There are 8 screws to remove from the bottom plate of the MacBook Pro. You’ll need a simple jeweler’s screwdriver. Remember the order of screws as there are three different sizes.
Here you can see the inside of the MacBook Pro exposed. It’s gorgeous. I was pretty impressed with the exterior design of the MacBook Pro, but this shows it’s true inner beauty.
This is where the RAM chips go. There are little tabs on each side of the chips. Pulling those tabs apart by less than a millimeter will “eject” the RAM for removal.
You put the new RAM in and take the old RAM out. You do the hokey pokey and turn yourself about. (Gag, I know.)
Here you see the new RAM installed. Check out the logic board and fans. Everything is so compact, tight and compartmentalized.
Another inside shot.
Put the botom plate back on and put the screws back in. Tighten well, but not too much. You don’t want to strip the threads.
That’s it! It took less than 5 minutes for the whole operation. With 4GB RAM, boot time is marginally better, but the real benefit comes with running larger apps like Photoshop, Parallels, Final Cut, etc. I can have much more going at one time than I could before.
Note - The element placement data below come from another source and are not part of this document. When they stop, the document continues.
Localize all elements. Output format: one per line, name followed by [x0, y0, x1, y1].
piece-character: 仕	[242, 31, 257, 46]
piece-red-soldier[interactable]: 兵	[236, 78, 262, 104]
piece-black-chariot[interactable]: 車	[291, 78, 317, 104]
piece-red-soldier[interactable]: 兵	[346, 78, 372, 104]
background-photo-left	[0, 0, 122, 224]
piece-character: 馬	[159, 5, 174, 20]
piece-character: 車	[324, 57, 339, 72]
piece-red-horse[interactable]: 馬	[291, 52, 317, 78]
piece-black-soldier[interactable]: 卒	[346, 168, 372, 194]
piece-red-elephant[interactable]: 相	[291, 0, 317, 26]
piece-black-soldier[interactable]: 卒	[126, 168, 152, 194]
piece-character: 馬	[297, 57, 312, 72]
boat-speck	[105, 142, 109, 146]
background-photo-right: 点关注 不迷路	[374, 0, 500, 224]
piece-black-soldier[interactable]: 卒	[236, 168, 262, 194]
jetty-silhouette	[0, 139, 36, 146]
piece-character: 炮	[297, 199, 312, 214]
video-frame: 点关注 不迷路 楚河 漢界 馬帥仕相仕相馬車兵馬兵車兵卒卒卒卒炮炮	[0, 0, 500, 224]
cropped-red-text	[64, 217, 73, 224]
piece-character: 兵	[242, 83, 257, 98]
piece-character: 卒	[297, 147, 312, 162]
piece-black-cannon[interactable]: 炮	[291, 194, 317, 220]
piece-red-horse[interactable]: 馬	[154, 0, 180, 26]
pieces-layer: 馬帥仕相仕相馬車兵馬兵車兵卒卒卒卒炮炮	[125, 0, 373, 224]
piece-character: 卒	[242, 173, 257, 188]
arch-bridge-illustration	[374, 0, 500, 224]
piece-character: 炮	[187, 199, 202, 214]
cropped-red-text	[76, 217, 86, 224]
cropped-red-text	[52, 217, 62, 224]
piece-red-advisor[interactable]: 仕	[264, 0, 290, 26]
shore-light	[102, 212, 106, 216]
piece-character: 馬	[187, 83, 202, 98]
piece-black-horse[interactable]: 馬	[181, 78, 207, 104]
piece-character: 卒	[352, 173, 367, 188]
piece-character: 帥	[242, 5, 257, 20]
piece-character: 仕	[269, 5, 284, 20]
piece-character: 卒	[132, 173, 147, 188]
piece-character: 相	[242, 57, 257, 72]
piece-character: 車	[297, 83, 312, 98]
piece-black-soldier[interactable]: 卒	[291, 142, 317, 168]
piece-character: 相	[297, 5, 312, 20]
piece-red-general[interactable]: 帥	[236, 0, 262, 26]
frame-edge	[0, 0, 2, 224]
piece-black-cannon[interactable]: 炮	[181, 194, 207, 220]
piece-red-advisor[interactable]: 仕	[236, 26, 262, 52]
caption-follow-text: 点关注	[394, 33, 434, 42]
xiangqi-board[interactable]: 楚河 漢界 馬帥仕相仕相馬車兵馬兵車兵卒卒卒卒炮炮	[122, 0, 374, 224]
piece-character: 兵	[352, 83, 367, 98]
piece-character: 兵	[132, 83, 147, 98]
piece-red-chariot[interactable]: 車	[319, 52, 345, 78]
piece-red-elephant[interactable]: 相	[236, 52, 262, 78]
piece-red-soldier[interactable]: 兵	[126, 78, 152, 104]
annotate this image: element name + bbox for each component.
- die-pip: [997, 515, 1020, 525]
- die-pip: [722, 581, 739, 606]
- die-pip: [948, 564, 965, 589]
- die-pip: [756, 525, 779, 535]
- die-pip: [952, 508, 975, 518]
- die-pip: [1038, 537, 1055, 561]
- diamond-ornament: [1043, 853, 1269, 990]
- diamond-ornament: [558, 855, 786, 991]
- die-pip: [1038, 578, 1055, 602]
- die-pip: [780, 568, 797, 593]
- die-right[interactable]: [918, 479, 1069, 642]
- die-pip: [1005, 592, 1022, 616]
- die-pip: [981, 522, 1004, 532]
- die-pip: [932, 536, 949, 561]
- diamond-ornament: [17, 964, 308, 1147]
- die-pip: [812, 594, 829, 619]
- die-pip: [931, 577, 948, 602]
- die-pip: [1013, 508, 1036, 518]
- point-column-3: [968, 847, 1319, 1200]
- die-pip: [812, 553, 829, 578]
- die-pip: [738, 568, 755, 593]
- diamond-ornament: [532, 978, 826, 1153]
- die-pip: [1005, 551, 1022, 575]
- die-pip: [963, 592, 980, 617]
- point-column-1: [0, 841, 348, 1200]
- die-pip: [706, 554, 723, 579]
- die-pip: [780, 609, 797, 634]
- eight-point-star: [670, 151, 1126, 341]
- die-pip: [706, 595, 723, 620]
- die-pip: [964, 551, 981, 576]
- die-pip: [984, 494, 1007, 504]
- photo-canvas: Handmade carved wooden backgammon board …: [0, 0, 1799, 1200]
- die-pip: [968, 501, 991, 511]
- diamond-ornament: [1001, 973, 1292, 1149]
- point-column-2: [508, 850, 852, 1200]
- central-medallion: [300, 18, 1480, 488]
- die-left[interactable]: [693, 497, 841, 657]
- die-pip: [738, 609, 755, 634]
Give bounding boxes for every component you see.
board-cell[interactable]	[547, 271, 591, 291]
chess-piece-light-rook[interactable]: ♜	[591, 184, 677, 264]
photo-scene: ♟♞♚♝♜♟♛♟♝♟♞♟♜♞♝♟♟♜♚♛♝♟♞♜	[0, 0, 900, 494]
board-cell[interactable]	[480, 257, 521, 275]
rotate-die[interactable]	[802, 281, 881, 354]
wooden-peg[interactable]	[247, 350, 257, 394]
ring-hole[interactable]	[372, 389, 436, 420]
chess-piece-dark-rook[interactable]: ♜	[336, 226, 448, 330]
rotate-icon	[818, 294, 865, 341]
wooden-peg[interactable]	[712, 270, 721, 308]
A side note: I also notice that the new MacBook Pro runs much cooler than the old versions. When running generic apps like Mail, Safari, Firefox, etc., the old MacBook Pro would usually keep at a warm 130°. When running Photoshop and/or Parallels for more than a few minutes on my previous MacBook Pro, the internal temp would rise to no less than 160° and would often top 185°. This new unibody MacBook Pro runs between 96° and 110° for normal apps and hasn’t risen above 130° even when running Final Cut. Very cool, indeed!